A cross-border programme, funded by Tacis and Interreg gave training organisations “an opportunity to be more involved, enabling the promotion of shared values, skills and experience”, Xavier Matheu de Cortada, then ETF country manager for Ukraine, Eastern Europe and Central Asia, noted.

More familiar ETF interventions to help streamline and strengthen skills development were also evident: qualification frameworks were already on the agenda, as efforts to harmonise regional training systems emerged.

MoE Ukraine

2016

It would be some years before those early seeds bore fruit: by 2016 another conference in Kyiv was urging those involved in vocational standards and qualifications frameworks to become more involved in the ETF’s online portal, the Qualifications Platform.

Anatolii Garmash, now an ETF senior specialist in qualification systems, but then Deputy Director, Labour Potential Development and Corporate Social Responsibility Department, Employers Confederation, Ukraine, noted that:

[The Qualifications Platform is a very good resource but its scope needs to be wider to] “attract readers and contributors from a broader audience that is involved in qualifications work.

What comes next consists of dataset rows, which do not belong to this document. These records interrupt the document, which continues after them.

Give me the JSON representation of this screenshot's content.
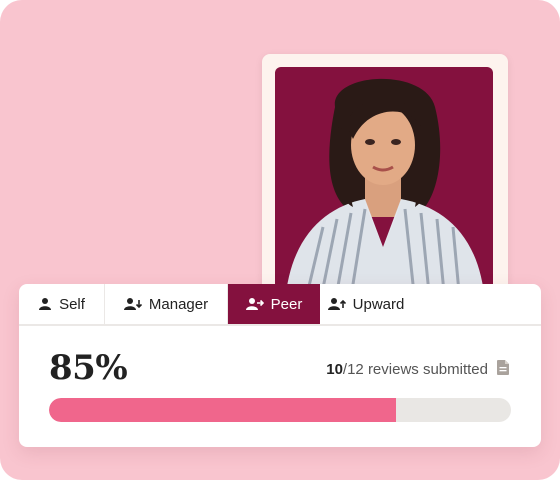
{
  "tabs": [
    {
      "label": "Self",
      "icon": "person-icon",
      "active": false
    },
    {
      "label": "Manager",
      "icon": "person-arrow-down-icon",
      "active": false
    },
    {
      "label": "Peer",
      "icon": "person-arrow-right-icon",
      "active": true
    },
    {
      "label": "Upward",
      "icon": "person-arrow-up-icon",
      "active": false
    }
  ],
  "stats": {
    "percent_label": "85%",
    "submitted_count": "10",
    "submitted_rest": "/12 reviews submitted",
    "doc_icon": "document-icon",
    "progress_fraction": 0.75
  },
  "colors": {
    "background": "#f9c5cf",
    "accent": "#84113e",
    "progress": "#f0668c",
    "track": "#e9e7e4"
  }
}
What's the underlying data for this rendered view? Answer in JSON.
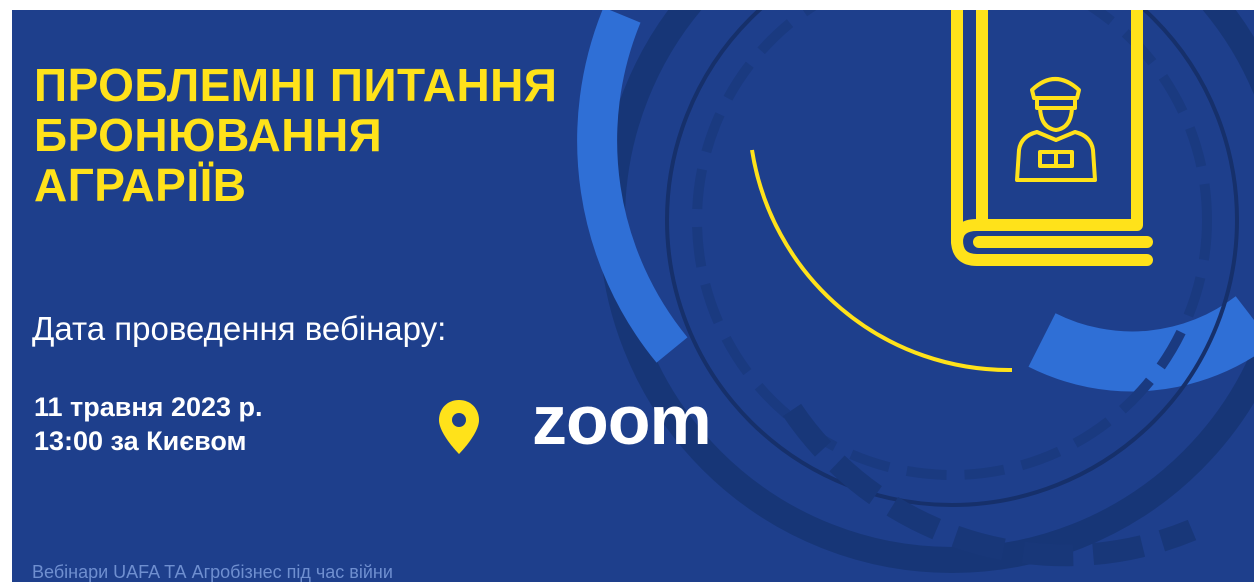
{
  "banner": {
    "title_lines": [
      "ПРОБЛЕМНІ ПИТАННЯ",
      "БРОНЮВАННЯ",
      "АГРАРІЇВ"
    ],
    "date_label": "Дата проведення вебінару:",
    "date": "11 травня 2023 р.",
    "time": "13:00 за Києвом",
    "platform": "zoom",
    "footer": "Вебінари UAFA ТА Агробізнес під час війни"
  },
  "colors": {
    "background": "#1e3f8c",
    "accent_yellow": "#ffe21a",
    "accent_blue": "#2f6fd6",
    "text": "#ffffff"
  },
  "icons": [
    "map-pin-icon",
    "book-soldier-icon"
  ]
}
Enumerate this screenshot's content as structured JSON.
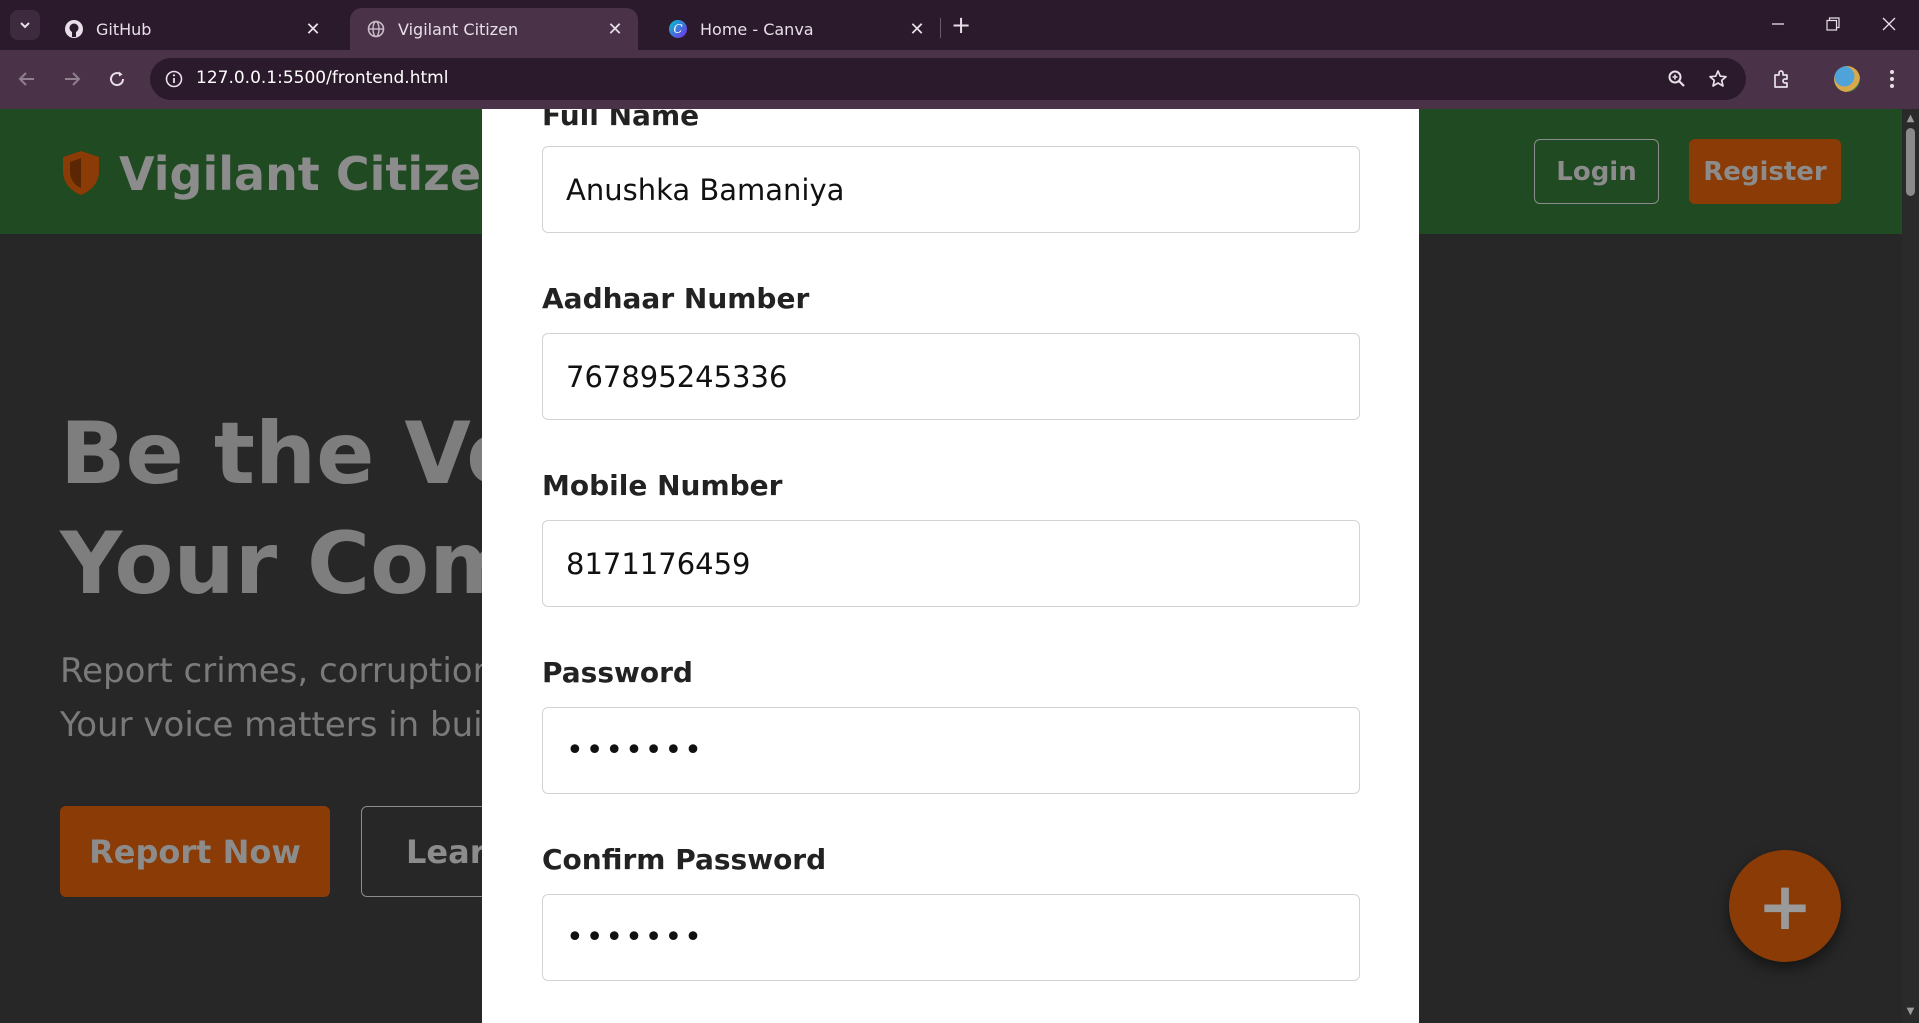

Through social media, such as a Facebook group, we can bring in others from the world of vocational training and higher education and create cross links within other professional communities."

Garmash, who had been involved in the Ukrainian national qualifications framework (NFQ) since its launch in 2008, stressed the importance of benchmarking national developments with what was happening elsewhere. And Ukraine’s Ministry of Education was firmly onboard urging the adoption of new standards and qualifications as key steps forward.

A key ETF initiative which found fertile soil in Ukraine was the Torino Process – the flagship programme that provided tools to analyse and monitor VET systems. Ukrainian VET teachers, managers and ministers were so keen about the process that they not only produced a national report, but 25 regional reports in 2016.

At an ETF conference in Kyiv in September 2016, ETF former Country Manager for Ukraine, Arjen Vos, praised the level of commitment education officials and vocational school managers had shown across the country.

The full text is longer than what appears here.